PhysicalDisk\Avg. Disk Sec/Read This measures the average time, in seconds, to read data from the disk. If the number is larger than 25 milliseconds (ms), that means the disk system is experiencing latency when reading from the disk. For mission-critical servers hosting SQL ServerĀ® and Exchange Server, the acceptable threshold is much lower, approximately 10 ms. The most logical solution here is to replace the current disk system with a faster disk system.

 

PhysicalDisk\Avg. Disk Sec/Write This measures the average time, in seconds, it takes to write data to the disk.
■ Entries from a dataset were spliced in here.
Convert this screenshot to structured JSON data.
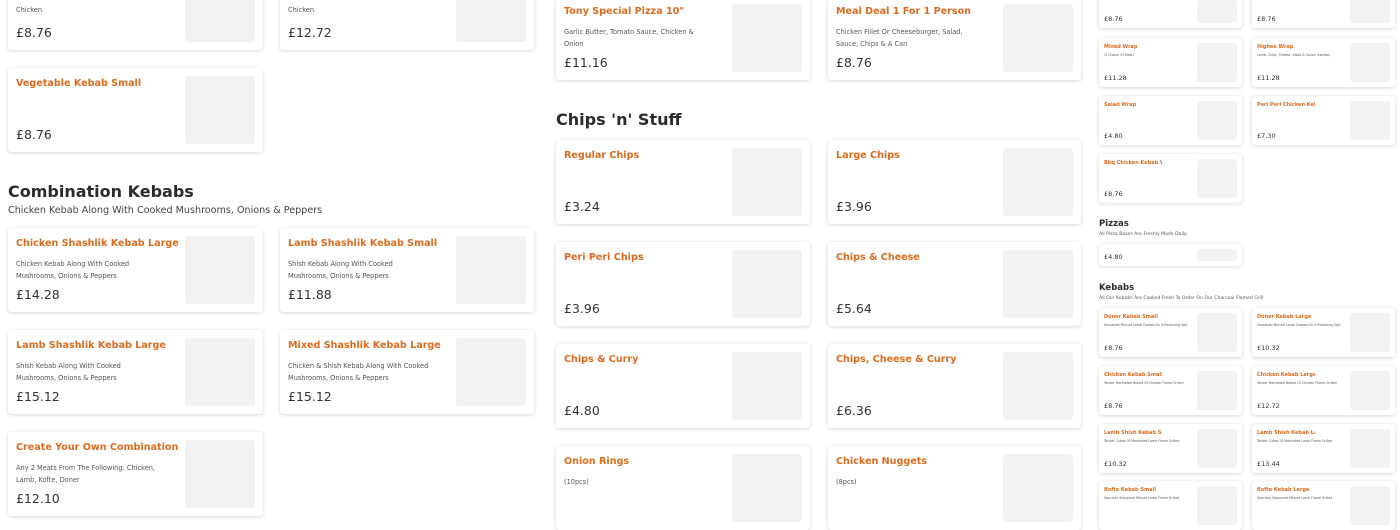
{
  "col1": {
    "top_cards": [
      {
        "title": "",
        "desc": "Chicken",
        "price": "£8.76"
      },
      {
        "title": "",
        "desc": "Chicken",
        "price": "£12.72"
      }
    ],
    "vegetable_card": {
      "title": "Vegetable Kebab Small",
      "price": "£8.76"
    },
    "combo_section": {
      "title": "Combination Kebabs",
      "subtitle": "Chicken Kebab Along With Cooked Mushrooms, Onions & Peppers"
    },
    "combo_items": [
      {
        "title": "Chicken Shashlik Kebab Large",
        "desc": "Chicken Kebab Along With Cooked Mushrooms, Onions & Peppers",
        "price": "£14.28"
      },
      {
        "title": "Lamb Shashlik Kebab Small",
        "desc": "Shish Kebab Along With Cooked Mushrooms, Onions & Peppers",
        "price": "£11.88"
      },
      {
        "title": "Lamb Shashlik Kebab Large",
        "desc": "Shish Kebab Along With Cooked Mushrooms, Onions & Peppers",
        "price": "£15.12"
      },
      {
        "title": "Mixed Shashlik Kebab Large",
        "desc": "Chicken & Shish Kebab Along With Cooked Mushrooms, Onions & Peppers",
        "price": "£15.12"
      },
      {
        "title": "Create Your Own Combination",
        "desc": "Any 2 Meats From The Following: Chicken, Lamb, Kofte, Doner",
        "price": "£12.10"
      }
    ]
  },
  "col2": {
    "top_cards": [
      {
        "title": "Tony Special Pizza 10\"",
        "desc": "Garlic Butter, Tomato Sauce, Chicken & Onion",
        "price": "£11.16"
      },
      {
        "title": "Meal Deal 1 For 1 Person",
        "desc": "Chicken Fillet Or Cheeseburger, Salad, Sauce, Chips & A Can",
        "price": "£8.76"
      }
    ],
    "chips_section": {
      "title": "Chips 'n' Stuff"
    },
    "chips_items": [
      {
        "title": "Regular Chips",
        "desc": "",
        "price": "£3.24"
      },
      {
        "title": "Large Chips",
        "desc": "",
        "price": "£3.96"
      },
      {
        "title": "Peri Peri Chips",
        "desc": "",
        "price": "£3.96"
      },
      {
        "title": "Chips & Cheese",
        "desc": "",
        "price": "£5.64"
      },
      {
        "title": "Chips & Curry",
        "desc": "",
        "price": "£4.80"
      },
      {
        "title": "Chips, Cheese & Curry",
        "desc": "",
        "price": "£6.36"
      },
      {
        "title": "Onion Rings",
        "desc": "(10pcs)",
        "price": ""
      },
      {
        "title": "Chicken Nuggets",
        "desc": "(8pcs)",
        "price": ""
      }
    ]
  },
  "col3": {
    "wraps": [
      {
        "title": "",
        "desc": "",
        "price": "£8.76"
      },
      {
        "title": "",
        "desc": "",
        "price": "£8.76"
      },
      {
        "title": "Mixed Wrap",
        "desc": "(2 Choice Of Meat)",
        "price": "£11.28"
      },
      {
        "title": "Highee Wrap",
        "desc": "Lamb, Chips, Cheese, Salad & Sauce (combo)",
        "price": "£11.28"
      },
      {
        "title": "Salad Wrap",
        "desc": "",
        "price": "£4.80"
      },
      {
        "title": "Peri Peri Chicken Kebab Wrap",
        "desc": "",
        "price": "£7.30"
      },
      {
        "title": "Bbq Chicken Kebab Wrap",
        "desc": "",
        "price": "£8.76"
      }
    ],
    "pizzas_section": {
      "title": "Pizzas",
      "subtitle": "All Pizza Bases Are Freshly Made Daily"
    },
    "pizza_card": {
      "title": "",
      "price": "£4.80"
    },
    "kebabs_section": {
      "title": "Kebabs",
      "subtitle": "All Our Kebabs Are Cooked Fresh To Order On Our Charcoal Flamed Grill"
    },
    "kebabs": [
      {
        "title": "Doner Kebab Small",
        "desc": "Seasoned Minced Lamb Cooked On A Revolving Spit",
        "price": "£8.76"
      },
      {
        "title": "Doner Kebab Large",
        "desc": "Seasoned Minced Lamb Cooked On A Revolving Spit",
        "price": "£10.32"
      },
      {
        "title": "Chicken Kebab Small",
        "desc": "Tender Marinated Breast Of Chicken Flame Grilled",
        "price": "£8.76"
      },
      {
        "title": "Chicken Kebab Large",
        "desc": "Tender Marinated Breast Of Chicken Flame Grilled",
        "price": "£12.72"
      },
      {
        "title": "Lamb Shish Kebab Small",
        "desc": "Tender Cubes Of Marinated Lamb Flame Grilled",
        "price": "£10.32"
      },
      {
        "title": "Lamb Shish Kebab Large",
        "desc": "Tender Cubes Of Marinated Lamb Flame Grilled",
        "price": "£13.44"
      },
      {
        "title": "Kofte Kebab Small",
        "desc": "Specially Seasoned Minced Lamb Flame Grilled",
        "price": ""
      },
      {
        "title": "Kofte Kebab Large",
        "desc": "Specially Seasoned Minced Lamb Flame Grilled",
        "price": ""
      }
    ]
  }
}
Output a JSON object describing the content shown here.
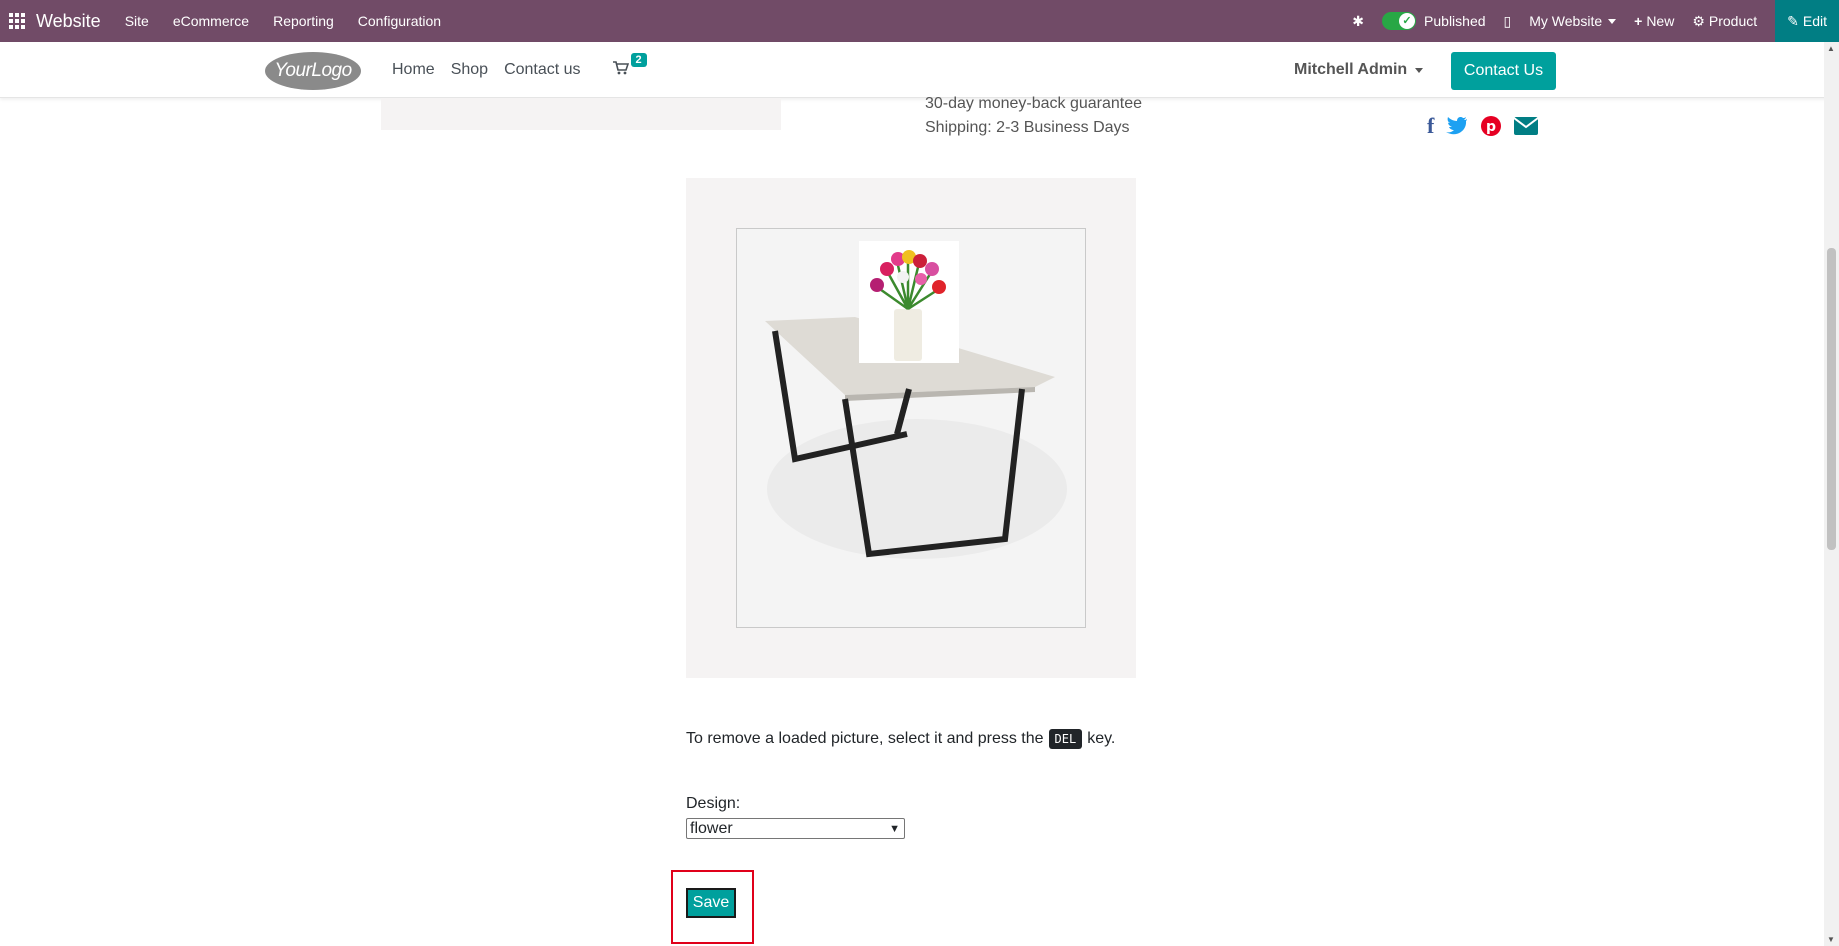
{
  "topbar": {
    "brand": "Website",
    "menus": [
      "Site",
      "eCommerce",
      "Reporting",
      "Configuration"
    ],
    "published_label": "Published",
    "website_label": "My Website",
    "new_label": "New",
    "product_label": "Product",
    "edit_label": "Edit"
  },
  "header": {
    "logo_text": "YourLogo",
    "nav": [
      "Home",
      "Shop",
      "Contact us"
    ],
    "cart_count": "2",
    "user_name": "Mitchell Admin",
    "contact_button": "Contact Us"
  },
  "product": {
    "guarantee": "30-day money-back guarantee",
    "shipping": "Shipping: 2-3 Business Days"
  },
  "editor": {
    "hint_before": "To remove a loaded picture, select it and press the",
    "hint_key": "DEL",
    "hint_after": "key.",
    "design_label": "Design:",
    "design_value": "flower",
    "save_label": "Save"
  },
  "colors": {
    "topbar": "#714b67",
    "accent": "#00a09d",
    "highlight": "#e0001a"
  }
}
If the number is larger than 25 ms, the disk system experiences latency when writing to the disk. For mission-critical servers hosting SQL Server and Exchange Server, the acceptable threshold is much lower, approximately 10 ms. The likely solution here is to replace the disk system with a faster disk system.

 

PhysicalDisk\Avg. Disk Queue Length This indicates how many I/O operations are waiting for the hard drive to become available. If the value here is larger than the two times the number of spindles, that means the disk itself may be the bottleneck.

Memory\Cache Bytes This indicates the amount of memory being used for the file system cache. There may be a disk bottleneck if this value is greater than 300MB.